Les magasins du district sont luxueux et mes deux camarades ont trouvé de quoi faire leur bonheur. Pas à un prix très raisonnable mais Erwin tient à montrer que les explorateurs ne sont pas des rustres. Nous le sommes la plupart du temps et des vêtements ne peuvent pas toujours donner le change. Ils seront tous deux la vitrine du bataillon pendant cette soirée.

Je suis étonné que Livaï ait accepté ; s'il y a bien un explorateur que j'imagine pas évoluer dans ce genre de réception, c'est bien lui. Il s'est toujours moqué de ce qu'on pensait de lui mais il doit réaliser maintenant que sa célébrité n'a pas que des bons côtés. On va le solliciter, le courtiser même, et je doute que ça lui plaise.
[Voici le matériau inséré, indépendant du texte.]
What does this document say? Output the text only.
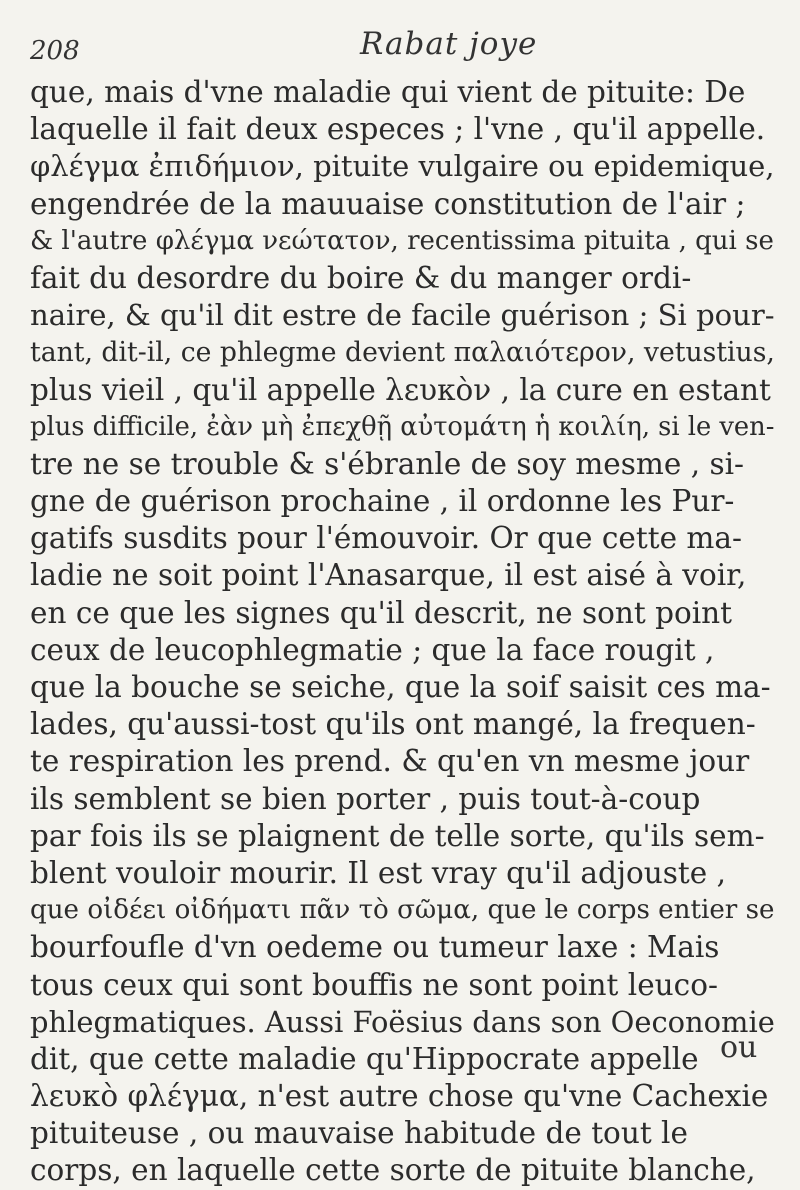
208	Rabat joye
que, mais d'vne maladie qui vient de pituite: De
laquelle il fait deux especes ; l'vne , qu'il appelle.
φλέγμα ἐπιδήμιον, pituite vulgaire ou epidemique,
engendrée de la mauuaise constitution de l'air ;
& l'autre φλέγμα νεώτατον, recentissima pituita , qui se
fait du desordre du boire & du manger ordi-
naire, & qu'il dit estre de facile guérison ; Si pour-
tant, dit-il, ce phlegme devient παλαιότερον, vetustius,
plus vieil , qu'il appelle λευκὸν , la cure en estant
plus difficile, ἐὰν μὴ ἐπεχθῇ αὐτομάτη ἡ κοιλίη, si le ven-
tre ne se trouble & s'ébranle de soy mesme , si-
gne de guérison prochaine , il ordonne les Pur-
gatifs susdits pour l'émouvoir. Or que cette ma-
ladie ne soit point l'Anasarque, il est aisé à voir,
en ce que les signes qu'il descrit, ne sont point
ceux de leucophlegmatie ; que la face rougit ,
que la bouche se seiche, que la soif saisit ces ma-
lades, qu'aussi-tost qu'ils ont mangé, la frequen-
te respiration les prend. & qu'en vn mesme jour
ils semblent se bien porter , puis tout-à-coup
par fois ils se plaignent de telle sorte, qu'ils sem-
blent vouloir mourir. Il est vray qu'il adjouste ,
que οἰδέει οἰδήματι πᾶν τὸ σῶμα, que le corps entier se
bourfoufle d'vn oedeme ou tumeur laxe : Mais
tous ceux qui sont bouffis ne sont point leuco-
phlegmatiques. Aussi Foësius dans son Oeconomie
dit, que cette maladie qu'Hippocrate appelle
λευκὸ φλέγμα, n'est autre chose qu'vne Cachexie
pituiteuse , ou mauvaise habitude de tout le
corps, en laquelle cette sorte de pituite blanche,
ou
Quand je pense que ça aurait pu être moi... Finalement, je me sens pas si mal, bon deuxième !

Livaï a l'air détendu. Il ne se doute pas de ce qu'il va devoir endurer pour paraître un peu plus léché. Il reste une petite semaine avant la date prévue, et je soupçonne Erwin de lui avoir concocté quelques exercices de bonne conduite. Ca s'impose. Actuellement, il est pas sortable. Un juron lâché par imprudence, une insulte suite à une remarque mal - ou bien - comprise, et ça risque de tout mettre par terre. Son naturel peut être apprécié ou totalement méprisé. Erwin ne prendra pas de risque.

Nous nous arrêtons un moment près d'un café, le souffle court. Je distingue mon haleine qui se condense et me rends compte que le froid va s'inviter tôt cette année. Avec le cortège de réfugiés qu'il reste à reloger, l'Etat risque de faire l'impasse sur les fêtes de Yule cette fois. C'est pas plus mal ; les gens n'ont pas trop la tête à la fête je pense.

Ca vous dirait qu'on aille boire un coup ? Je crois qu'une diligence va passer par là dans une heure, ça nous laisse le temps. Erwin approuve et nous entrons dans le café. Nos paquets ne passent pas inaperçus et le serveur nous déniche une table à l'écart, où nous pouvons déposer tout ça sans gêner les clients.

Cependant, après quelques minutes, nous entendons des gloussements. Je tourne la tête et aperçois un groupe de trois dames, habillées à la mode bourgeoise, qui nous regardent à la dérobée. Leurs bouches cachées derrière leurs mains gantées de dentelle, elle nous lancent des regards appuyés en chuchotant. La rançon de la gloire, les gars. Je savais bien qu'on aurait pas dû venir en uniforme ; nos trenchs ne passent pas inaperçus non plus. Et comme Erwin doit toujours porter son collier bolo dont tout le monde comprend la couleur, difficile d'éviter les admirateurs.

Erwin et Livaï ont commandé un thé et moi un café bien noir. Cette boisson corsée, dont je sens l'amertume autant que je la goûte, me réchauffera un peu. Erwin n'a pas pu s'empêcher de demander un assortiment de petits gâteaux maisons qui l'avaient mis en appétit sur le menu. Livaï râle pour la forme, mais ils ont l'air bien bons. Je me laisse tenter aussi et bientôt Erwin et moi arborons un menton constellé de sucre en poudre tout à fait indigne de notre position. Erwin fait mine de ne pas s'en rendre compte mais ça exaspère Livaï et il ne peut s'empêcher de vouloir lui frotter la mâchoire avec une serviette. Je reste fasciné par la scène, sans voix, mais nos spectatrices n'ont pas cette élégance. Leurs rires mutins se font plus forts et je ne peux qu'imaginer ce qu'elles doivent penser devant ce spectacle.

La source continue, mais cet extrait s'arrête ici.